Anonymous wrote:Anonymous wrote:I hate when people with social phobias, or just assholes in general, hide behind "being an introvert". Introversion simply means that you don't get your energy from other people. It doesn't mean you get feelings of dread at the thought of interacting with people.
I'm deeply introverted. I can go unbelievable stretches of time alone, and it takes me hours or days to deprogram from some interactions.
That said, I still don't get uncomfortable when I need to engage with someone.
Grow up, OP.
Well, good for you, but you don't get to tell other people how to feel. It's not unusual to feel uncomfortable engaging with in-laws without the spouse present.
OP, I get it. My in-laws came for a two-day visit while my H was deployed. They were and are lovely and gracious but it was pure torture for me. But they wanted to see their grandson and I obviously had to put aside my own feelings and make it nice for them.
As a fellow introvert, I do find that sometimes the anticipation of the event is worse than the event itself. Hope that is the case for you, OP.
Anonymous wrote:Anonymous wrote:I hate when people with social phobias, or just assholes in general, hide behind "being an introvert". Introversion simply means that you don't get your energy from other people. It doesn't mean you get feelings of dread at the thought of interacting with people.
I'm deeply introverted. I can go unbelievable stretches of time alone, and it takes me hours or days to deprogram from some interactions.
That said, I still don't get uncomfortable when I need to engage with someone.
Grow up, OP.
Well, good for you, but you don't get to tell other people how to feel. It's not unusual to feel uncomfortable engaging with in-laws without the spouse present.
OP, I get it. My in-laws came for a two-day visit while my H was deployed. They were and are lovely and gracious but it was pure torture for me. But they wanted to see their grandson and I obviously had to put aside my own feelings and make it nice for them.

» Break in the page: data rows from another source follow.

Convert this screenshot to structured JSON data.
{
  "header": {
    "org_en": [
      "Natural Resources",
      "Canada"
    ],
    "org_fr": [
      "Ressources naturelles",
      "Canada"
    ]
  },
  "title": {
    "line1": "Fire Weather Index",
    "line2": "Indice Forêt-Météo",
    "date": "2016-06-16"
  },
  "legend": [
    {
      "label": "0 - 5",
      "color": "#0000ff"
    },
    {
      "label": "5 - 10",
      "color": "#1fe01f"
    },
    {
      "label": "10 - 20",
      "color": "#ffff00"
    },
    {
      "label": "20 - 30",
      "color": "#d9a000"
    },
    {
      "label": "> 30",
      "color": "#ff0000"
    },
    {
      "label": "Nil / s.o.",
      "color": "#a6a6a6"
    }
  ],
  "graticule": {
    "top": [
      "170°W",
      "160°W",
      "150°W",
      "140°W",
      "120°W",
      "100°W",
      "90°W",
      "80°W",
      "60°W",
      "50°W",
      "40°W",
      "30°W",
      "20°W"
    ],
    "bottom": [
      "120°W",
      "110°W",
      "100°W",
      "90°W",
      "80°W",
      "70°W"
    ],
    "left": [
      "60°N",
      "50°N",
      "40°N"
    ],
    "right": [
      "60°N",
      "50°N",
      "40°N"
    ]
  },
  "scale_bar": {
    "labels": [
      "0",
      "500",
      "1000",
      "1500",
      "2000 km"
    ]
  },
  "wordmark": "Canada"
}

As a fellow introvert, I do find that sometimes the anticipation of the event is worse than the event itself. Hope that is the case for you, OP.

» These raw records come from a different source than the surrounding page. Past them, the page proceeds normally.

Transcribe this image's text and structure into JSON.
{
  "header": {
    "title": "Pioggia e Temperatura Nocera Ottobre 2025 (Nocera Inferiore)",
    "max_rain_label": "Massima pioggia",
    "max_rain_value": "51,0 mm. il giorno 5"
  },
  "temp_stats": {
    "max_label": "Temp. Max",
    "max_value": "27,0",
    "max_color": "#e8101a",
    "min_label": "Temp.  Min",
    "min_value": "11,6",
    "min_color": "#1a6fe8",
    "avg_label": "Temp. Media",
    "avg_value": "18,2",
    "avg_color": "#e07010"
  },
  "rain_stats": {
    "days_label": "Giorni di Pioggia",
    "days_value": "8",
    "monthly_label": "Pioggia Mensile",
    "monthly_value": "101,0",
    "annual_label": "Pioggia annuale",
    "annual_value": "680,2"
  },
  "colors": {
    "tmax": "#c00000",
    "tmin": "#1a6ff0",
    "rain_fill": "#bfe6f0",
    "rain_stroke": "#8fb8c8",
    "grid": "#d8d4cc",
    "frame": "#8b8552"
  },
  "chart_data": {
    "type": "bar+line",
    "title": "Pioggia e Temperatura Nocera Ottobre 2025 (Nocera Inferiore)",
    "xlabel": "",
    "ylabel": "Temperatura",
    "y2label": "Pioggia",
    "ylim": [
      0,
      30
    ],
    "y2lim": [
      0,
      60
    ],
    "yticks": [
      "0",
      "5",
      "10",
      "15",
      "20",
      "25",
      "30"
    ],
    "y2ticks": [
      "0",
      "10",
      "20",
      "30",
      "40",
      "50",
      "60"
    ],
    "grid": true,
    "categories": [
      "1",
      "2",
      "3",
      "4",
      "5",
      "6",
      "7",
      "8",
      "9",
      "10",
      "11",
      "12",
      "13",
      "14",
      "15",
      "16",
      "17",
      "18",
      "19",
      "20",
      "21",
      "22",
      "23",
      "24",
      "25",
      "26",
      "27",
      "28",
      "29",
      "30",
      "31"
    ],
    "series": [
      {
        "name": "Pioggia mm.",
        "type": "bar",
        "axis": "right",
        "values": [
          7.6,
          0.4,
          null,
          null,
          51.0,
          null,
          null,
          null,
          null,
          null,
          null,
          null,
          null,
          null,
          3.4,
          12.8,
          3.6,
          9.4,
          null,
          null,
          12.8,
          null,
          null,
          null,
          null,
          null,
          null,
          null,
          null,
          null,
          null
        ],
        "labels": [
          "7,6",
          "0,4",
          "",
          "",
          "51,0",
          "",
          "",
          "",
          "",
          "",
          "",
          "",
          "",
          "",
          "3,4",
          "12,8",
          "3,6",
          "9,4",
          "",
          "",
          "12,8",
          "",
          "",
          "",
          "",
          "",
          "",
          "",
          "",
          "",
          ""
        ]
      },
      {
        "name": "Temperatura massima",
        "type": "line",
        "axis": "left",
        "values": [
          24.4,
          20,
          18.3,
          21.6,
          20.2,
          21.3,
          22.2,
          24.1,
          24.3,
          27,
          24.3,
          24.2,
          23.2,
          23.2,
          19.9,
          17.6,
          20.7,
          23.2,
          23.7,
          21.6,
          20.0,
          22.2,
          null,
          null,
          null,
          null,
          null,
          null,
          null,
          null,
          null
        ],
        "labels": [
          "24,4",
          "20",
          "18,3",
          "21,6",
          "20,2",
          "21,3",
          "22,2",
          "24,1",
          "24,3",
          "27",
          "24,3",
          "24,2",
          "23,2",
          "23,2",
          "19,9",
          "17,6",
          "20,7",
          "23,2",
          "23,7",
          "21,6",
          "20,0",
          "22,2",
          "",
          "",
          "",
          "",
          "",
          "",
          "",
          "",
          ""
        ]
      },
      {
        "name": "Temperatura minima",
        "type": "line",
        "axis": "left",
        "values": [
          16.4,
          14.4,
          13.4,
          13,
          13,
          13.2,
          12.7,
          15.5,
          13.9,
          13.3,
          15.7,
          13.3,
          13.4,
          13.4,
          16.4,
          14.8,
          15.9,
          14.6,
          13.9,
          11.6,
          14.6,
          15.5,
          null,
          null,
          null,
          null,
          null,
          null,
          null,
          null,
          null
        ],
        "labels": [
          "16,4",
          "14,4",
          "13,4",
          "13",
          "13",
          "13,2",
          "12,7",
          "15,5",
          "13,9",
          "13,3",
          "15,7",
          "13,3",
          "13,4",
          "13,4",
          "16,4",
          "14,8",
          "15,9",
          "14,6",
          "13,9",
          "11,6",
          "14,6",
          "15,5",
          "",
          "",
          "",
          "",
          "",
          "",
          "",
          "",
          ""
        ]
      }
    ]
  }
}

Anonymous wrote:I hate when people with social phobias, or just assholes in general, hide behind "being an introvert". Introversion simply means that you don't get your energy from other people. It doesn't mean you get feelings of dread at the thought of interacting with people.
I'm deeply introverted. I can go unbelievable stretches of time alone, and it takes me hours or days to deprogram from some interactions.
That said, I still don't get uncomfortable when I need to engage with someone.
Grow up, OP.
Anonymous wrote:Are you planning to have kids? Because all of a sudden that makes the ILs a different part of your life than they were before. You're connected in a much different way.
Better to have a good relationship with them--and having some comfort level with them without your DH is an amazing thing to have.
Unless there's some backstory you're not telling us, you go. This isn't a question.
Anonymous wrote:Anonymous wrote:OP, I completely understand why you don't want to go; it would be stressful for me, too. My guess is that your ILs are extroverts who kindly think you're lonely while DH is away. I think you should go, though, because they're trying to be nice.
What I don't understand is why people on this thread feel the need to tell the OP to "grow up" because this situation makes her uncomfortable and she doesn't want to go. This is the kind of situation that extroverts don't seem to understand, though. And, introverts have to go along or they're branded as rude or apparently, not grown up. OP's hesitancy to go to dinner with the ILs is not a personal statement about the ILs.
For the love - I am an introvert with mild social anxiety but being that way doesn't mean that I get a free pass to be rude and passive aggressive. It's one night. I get that it might wipe her out for a few days, but it's 90 minutes. That's shorter than some people's commutes or a sonogram visit. She can really suck it up, bank some positive karma with the in laws, and (possibly because my in laws would do this as would my parents) get a free meal. Her comment that her husband should have thought of her feelings and tell his parents to not contact her is just bizarre and childish. It is exhausting when my in laws come to visit but they also know how draining it is for me so work a balance out, but we've only gotten to this point because everyone acted like adults, I didn't cling to the "but I'm an INTROVERT! so pass me the fainting chair" nonsense.
OP - it's 90 minutes tops. Pick a place you like, get a drink, ask questions about his childhood to get the really funny stories, and plan for the mentally recovery the next day. It will pave the road for the future - especially when/if kids enter the picture.
Anonymous wrote:OP, don't go if you don't want to. You're an adult, and can make decisions for yourself.
Anonymous wrote:OP, I completely understand why you don't want to go; it would be stressful for me, too. My guess is that your ILs are extroverts who kindly think you're lonely while DH is away. I think you should go, though, because they're trying to be nice.
What I don't understand is why people on this thread feel the need to tell the OP to "grow up" because this situation makes her uncomfortable and she doesn't want to go. This is the kind of situation that extroverts don't seem to understand, though. And, introverts have to go along or they're branded as rude or apparently, not grown up. OP's hesitancy to go to dinner with the ILs is not a personal statement about the ILs.